Task attempt failed to report status for 617 seconds. Killing!

Poor task. It died a horrible, self-disgestive death. Killed by its own garbage collector (Lets see that happen to a C program No! A C program would just start overwriting itself. A way better solution. :P)   How do we fix it? Get rid of unnecessary collections. After all, how many times do we use a collection when a bit of elegance could have done. Or we make a second collection that is near identical to one we already have?

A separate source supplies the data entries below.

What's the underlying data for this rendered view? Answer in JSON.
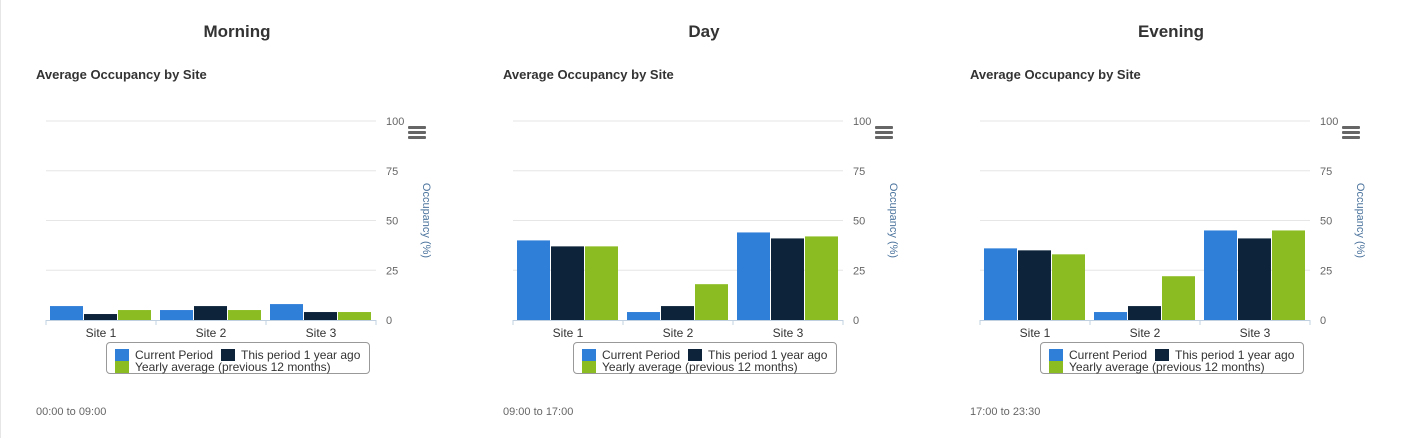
{
  "colors": {
    "current": "#2f7ed8",
    "last_year": "#0d233a",
    "yearly_avg": "#8bbc21"
  },
  "legend": {
    "current": "Current Period",
    "last_year": "This period 1 year ago",
    "yearly_avg": "Yearly average (previous 12 months)"
  },
  "icons": {
    "menu": "hamburger-menu-icon"
  },
  "chart_data": [
    {
      "type": "bar",
      "panel_title": "Morning",
      "title": "Average Occupancy by Site",
      "time_range": "00:00 to 09:00",
      "categories": [
        "Site 1",
        "Site 2",
        "Site 3"
      ],
      "ylabel": "Occupancy (%)",
      "ylim": [
        0,
        100
      ],
      "yticks": [
        "0",
        "25",
        "50",
        "75",
        "100"
      ],
      "grid": true,
      "legend_position": "bottom",
      "series": [
        {
          "name": "Current Period",
          "values": [
            7,
            5,
            8
          ]
        },
        {
          "name": "This period 1 year ago",
          "values": [
            3,
            7,
            4
          ]
        },
        {
          "name": "Yearly average (previous 12 months)",
          "values": [
            5,
            5,
            4
          ]
        }
      ]
    },
    {
      "type": "bar",
      "panel_title": "Day",
      "title": "Average Occupancy by Site",
      "time_range": "09:00 to 17:00",
      "categories": [
        "Site 1",
        "Site 2",
        "Site 3"
      ],
      "ylabel": "Occupancy (%)",
      "ylim": [
        0,
        100
      ],
      "yticks": [
        "0",
        "25",
        "50",
        "75",
        "100"
      ],
      "grid": true,
      "legend_position": "bottom",
      "series": [
        {
          "name": "Current Period",
          "values": [
            40,
            4,
            44
          ]
        },
        {
          "name": "This period 1 year ago",
          "values": [
            37,
            7,
            41
          ]
        },
        {
          "name": "Yearly average (previous 12 months)",
          "values": [
            37,
            18,
            42
          ]
        }
      ]
    },
    {
      "type": "bar",
      "panel_title": "Evening",
      "title": "Average Occupancy by Site",
      "time_range": "17:00 to 23:30",
      "categories": [
        "Site 1",
        "Site 2",
        "Site 3"
      ],
      "ylabel": "Occupancy (%)",
      "ylim": [
        0,
        100
      ],
      "yticks": [
        "0",
        "25",
        "50",
        "75",
        "100"
      ],
      "grid": true,
      "legend_position": "bottom",
      "series": [
        {
          "name": "Current Period",
          "values": [
            36,
            4,
            45
          ]
        },
        {
          "name": "This period 1 year ago",
          "values": [
            35,
            7,
            41
          ]
        },
        {
          "name": "Yearly average (previous 12 months)",
          "values": [
            33,
            22,
            45
          ]
        }
      ]
    }
  ]
}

protected void reduce(Text key, Iterable<Text> values, Context context) throws IOException, InterruptedException {
    JsonParser parser = new JsonParser();
    // LinkedList<JsonObject> objects = new LinkedList<JsonObject>(); //Memory Issues!!!!!!!!!! KILL ALL THE PERSISTANCE!
    JsonObject user = null;
    for (Iterator<Text> itt = values.iterator(); itt.hasNext();) {
        JsonObject object = parser.parse(itt.next().toString()).getAsJsonObject();
        if (object.has("userId"))
        {
            user = object;
            break;
        }
    }
    for (Iterator<Text> itt = values.iterator(); itt.hasNext();) {
        JsonObject object = parser.parse(itt.next().toString()).getAsJsonObject();
        if (!object.has("userId")) {
            object.add("userId",user);
            context.write(key, new Text(object.toString()));
            }
        }
    }

And its argueablly sexier code? Maybe?   But alas, remember, Kill the Persistence.       (Tangent: Not saying “Big Data”… Big Data has soooo many issues… Even if  the data in “lots of data” is larger then what some “Big Data” Professionals get to play with… Don’t give into the hype kids. It isn’t cool.)